Apple’s software smarts have been scaled up a notch or two, and then there are Profiles, which allow you to apply a filter to the camera before you shoot an image as opposed to afterwards. No matter which option is selected, each has a slider that can be used to increase or decrease the intensity of the shot.
Video skills get an upgrade as well, with Cinematic Mode being the highlight on that front. This allows users to shoot footage and then alter the focus point, either while shooting or afterwards, when all the action’s done. It’s fun to use and, since it works with Apple’s front-facing camera too, means you can star in your own easily-altered videos. But it’s limited to 1080p and 30fps, and we struggle to see a way to use it frequently. It’s cool to play with but doesn’t go much further than that. Apple’s new sensor-based stabilisation skills are far more likely to be useful day-to-day.

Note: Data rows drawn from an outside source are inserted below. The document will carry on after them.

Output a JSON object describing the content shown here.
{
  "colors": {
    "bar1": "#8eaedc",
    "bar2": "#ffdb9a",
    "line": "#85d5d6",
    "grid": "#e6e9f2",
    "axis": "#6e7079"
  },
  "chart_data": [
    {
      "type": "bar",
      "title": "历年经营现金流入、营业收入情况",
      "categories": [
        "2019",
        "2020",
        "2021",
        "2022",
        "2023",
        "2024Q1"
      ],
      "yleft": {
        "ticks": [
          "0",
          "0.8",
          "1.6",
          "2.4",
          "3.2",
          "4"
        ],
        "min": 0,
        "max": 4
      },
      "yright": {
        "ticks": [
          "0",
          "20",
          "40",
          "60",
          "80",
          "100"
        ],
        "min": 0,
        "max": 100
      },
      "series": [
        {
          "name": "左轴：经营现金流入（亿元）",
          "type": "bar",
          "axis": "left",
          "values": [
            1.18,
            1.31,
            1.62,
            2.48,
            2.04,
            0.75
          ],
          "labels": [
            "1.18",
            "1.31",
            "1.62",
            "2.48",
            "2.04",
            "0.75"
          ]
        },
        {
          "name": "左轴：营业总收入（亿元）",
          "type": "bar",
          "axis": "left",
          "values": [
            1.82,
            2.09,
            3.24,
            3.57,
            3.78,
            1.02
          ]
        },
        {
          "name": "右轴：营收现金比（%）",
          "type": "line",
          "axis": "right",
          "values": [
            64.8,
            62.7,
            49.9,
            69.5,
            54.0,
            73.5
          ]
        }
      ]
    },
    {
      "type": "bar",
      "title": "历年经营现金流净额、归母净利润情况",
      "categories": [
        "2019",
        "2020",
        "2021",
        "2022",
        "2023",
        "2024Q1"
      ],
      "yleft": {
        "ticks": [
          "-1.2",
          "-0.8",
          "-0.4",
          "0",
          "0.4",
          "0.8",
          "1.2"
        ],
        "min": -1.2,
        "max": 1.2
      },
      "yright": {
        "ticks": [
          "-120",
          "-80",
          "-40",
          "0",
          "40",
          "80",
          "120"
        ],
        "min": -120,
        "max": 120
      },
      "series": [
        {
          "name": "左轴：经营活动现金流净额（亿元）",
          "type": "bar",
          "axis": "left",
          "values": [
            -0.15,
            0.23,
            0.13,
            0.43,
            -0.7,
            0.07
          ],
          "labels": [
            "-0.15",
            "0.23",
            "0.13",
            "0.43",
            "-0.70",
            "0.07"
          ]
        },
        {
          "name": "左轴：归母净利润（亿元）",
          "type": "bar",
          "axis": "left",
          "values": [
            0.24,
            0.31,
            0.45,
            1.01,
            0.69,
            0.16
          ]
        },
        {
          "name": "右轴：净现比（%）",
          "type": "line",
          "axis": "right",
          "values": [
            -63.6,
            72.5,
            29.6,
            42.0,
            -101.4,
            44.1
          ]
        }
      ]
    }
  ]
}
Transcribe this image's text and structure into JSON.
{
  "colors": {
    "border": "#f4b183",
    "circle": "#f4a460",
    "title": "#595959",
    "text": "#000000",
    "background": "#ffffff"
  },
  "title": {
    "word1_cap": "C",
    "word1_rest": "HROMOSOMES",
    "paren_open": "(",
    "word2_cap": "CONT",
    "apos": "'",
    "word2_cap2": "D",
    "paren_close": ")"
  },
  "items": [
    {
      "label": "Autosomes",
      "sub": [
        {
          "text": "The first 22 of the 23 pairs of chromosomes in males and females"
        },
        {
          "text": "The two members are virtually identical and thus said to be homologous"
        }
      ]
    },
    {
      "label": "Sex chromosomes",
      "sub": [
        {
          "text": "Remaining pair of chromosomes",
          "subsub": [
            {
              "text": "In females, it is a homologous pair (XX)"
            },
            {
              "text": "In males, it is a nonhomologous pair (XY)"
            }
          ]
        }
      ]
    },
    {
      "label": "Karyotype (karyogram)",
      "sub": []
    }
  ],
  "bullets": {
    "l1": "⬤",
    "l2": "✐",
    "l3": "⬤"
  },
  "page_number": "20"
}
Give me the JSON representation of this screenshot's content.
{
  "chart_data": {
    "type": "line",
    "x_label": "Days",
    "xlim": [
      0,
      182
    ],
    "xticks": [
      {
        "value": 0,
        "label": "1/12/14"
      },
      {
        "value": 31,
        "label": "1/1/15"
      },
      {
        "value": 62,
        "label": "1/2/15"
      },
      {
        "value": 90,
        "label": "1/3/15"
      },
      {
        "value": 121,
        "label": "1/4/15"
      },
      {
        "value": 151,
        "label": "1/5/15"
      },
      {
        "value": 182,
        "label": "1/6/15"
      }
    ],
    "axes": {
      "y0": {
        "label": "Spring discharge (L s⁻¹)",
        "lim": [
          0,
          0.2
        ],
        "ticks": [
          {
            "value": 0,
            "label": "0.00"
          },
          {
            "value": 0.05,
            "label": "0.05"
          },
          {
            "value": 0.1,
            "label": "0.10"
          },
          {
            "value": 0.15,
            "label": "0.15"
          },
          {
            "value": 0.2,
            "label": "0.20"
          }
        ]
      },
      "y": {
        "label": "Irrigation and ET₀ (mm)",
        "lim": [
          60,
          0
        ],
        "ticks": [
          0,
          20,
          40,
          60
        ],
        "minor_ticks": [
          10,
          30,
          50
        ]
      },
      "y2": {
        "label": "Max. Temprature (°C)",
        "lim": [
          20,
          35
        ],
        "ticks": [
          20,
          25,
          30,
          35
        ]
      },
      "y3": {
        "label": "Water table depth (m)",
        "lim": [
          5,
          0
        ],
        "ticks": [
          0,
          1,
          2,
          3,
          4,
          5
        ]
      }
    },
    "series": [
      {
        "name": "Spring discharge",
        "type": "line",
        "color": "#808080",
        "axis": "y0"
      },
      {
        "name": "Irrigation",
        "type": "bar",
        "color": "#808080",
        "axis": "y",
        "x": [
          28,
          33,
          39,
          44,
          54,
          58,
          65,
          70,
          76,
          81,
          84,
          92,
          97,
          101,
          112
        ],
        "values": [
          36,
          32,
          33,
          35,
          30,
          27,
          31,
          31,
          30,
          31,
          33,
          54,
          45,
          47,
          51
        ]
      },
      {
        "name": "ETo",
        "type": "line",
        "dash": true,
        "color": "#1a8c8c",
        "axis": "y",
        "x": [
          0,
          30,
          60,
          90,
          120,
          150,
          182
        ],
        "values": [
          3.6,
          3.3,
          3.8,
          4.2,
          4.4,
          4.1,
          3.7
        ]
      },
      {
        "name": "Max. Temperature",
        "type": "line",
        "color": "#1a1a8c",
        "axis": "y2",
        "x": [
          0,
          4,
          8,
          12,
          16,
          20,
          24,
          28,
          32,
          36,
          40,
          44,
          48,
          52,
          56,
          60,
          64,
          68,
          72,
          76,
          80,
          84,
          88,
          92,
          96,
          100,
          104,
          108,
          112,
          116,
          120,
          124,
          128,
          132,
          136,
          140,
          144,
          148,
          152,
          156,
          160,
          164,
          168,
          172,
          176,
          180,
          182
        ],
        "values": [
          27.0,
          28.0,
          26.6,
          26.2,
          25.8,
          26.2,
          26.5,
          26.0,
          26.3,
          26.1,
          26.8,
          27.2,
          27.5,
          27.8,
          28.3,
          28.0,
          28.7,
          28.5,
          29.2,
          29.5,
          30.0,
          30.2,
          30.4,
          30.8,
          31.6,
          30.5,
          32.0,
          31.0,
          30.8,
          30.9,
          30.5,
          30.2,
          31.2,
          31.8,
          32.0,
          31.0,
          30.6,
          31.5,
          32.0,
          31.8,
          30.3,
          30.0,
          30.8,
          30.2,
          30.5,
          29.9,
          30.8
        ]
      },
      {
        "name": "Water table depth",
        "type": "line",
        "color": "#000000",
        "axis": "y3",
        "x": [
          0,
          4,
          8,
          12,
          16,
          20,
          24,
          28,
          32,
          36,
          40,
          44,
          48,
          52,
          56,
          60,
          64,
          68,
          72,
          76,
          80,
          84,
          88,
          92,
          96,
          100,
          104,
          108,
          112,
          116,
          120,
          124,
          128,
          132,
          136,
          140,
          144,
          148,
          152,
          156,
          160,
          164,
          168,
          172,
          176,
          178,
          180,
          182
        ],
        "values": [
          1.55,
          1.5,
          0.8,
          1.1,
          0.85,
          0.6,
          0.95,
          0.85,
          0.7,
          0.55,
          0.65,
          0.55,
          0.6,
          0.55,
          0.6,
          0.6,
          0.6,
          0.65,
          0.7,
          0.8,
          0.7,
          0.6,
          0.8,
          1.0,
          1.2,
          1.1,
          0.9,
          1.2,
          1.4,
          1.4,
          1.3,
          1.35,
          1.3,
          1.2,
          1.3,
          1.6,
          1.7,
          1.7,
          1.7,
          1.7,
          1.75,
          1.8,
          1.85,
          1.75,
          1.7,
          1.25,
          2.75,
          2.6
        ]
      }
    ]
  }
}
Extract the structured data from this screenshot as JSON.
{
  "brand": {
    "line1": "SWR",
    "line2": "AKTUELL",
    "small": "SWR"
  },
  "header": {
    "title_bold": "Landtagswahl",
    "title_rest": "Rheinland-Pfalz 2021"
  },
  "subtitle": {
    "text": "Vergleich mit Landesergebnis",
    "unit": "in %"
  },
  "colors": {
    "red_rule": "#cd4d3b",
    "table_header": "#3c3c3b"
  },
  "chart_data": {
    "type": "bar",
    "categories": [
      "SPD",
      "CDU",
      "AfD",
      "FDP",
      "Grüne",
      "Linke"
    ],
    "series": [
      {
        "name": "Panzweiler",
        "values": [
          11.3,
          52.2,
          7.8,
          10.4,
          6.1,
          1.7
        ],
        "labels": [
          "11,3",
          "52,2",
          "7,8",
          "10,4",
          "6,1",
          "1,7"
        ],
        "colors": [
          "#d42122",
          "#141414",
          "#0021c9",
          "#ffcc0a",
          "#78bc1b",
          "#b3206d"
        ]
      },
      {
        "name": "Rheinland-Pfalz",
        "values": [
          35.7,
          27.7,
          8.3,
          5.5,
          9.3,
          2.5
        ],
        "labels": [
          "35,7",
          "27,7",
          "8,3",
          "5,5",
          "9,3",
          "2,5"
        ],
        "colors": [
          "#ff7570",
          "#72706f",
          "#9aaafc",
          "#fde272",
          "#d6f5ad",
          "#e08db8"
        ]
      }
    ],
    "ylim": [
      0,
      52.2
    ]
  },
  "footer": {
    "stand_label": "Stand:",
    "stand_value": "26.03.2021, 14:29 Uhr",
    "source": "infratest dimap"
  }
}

Apple iPhone 13 Pro Verdict
If there’s a version of Apple’s newest phone that’s an essential buy, it’s absolutely the iPhone 13 Pro. Combine the A15 Bionic processor with a battery that lasts at least a full day and the best camera yet seen on a smartphone and you’ve got Apple’s best smartphone (of this year). Since the iPhone 13 Pro Max packs the same camera hardware as the 13 Pro, it’s just gotten a little harder to recommend the oversized handset. Unless you’re a content creator, that is.
But the iPhone 13’s cheaper price — it starts at R17,000 compared to the 13 Pro’s R21,500 — makes this a tighter race than you’d expect. The stock 13 has the same chipset, a better battery than last year’s device, and a camera that’s no slouch. The 13 Pro’s telephoto pushes it across the finish line in the first place, helped along by that adaptive refresh rate. If you’re on a budget, of sorts, the standard iPhone 13 won’t let you down.
Sure, the innovations here are a little incremental but there are a bunch of them packed together. The end result isn’t so incremental, and we’re always glad to see a larger battery and improved camera skills from an iPhone. If you’re due for an upgrade, the iPhone 13 Pro’s the one to own.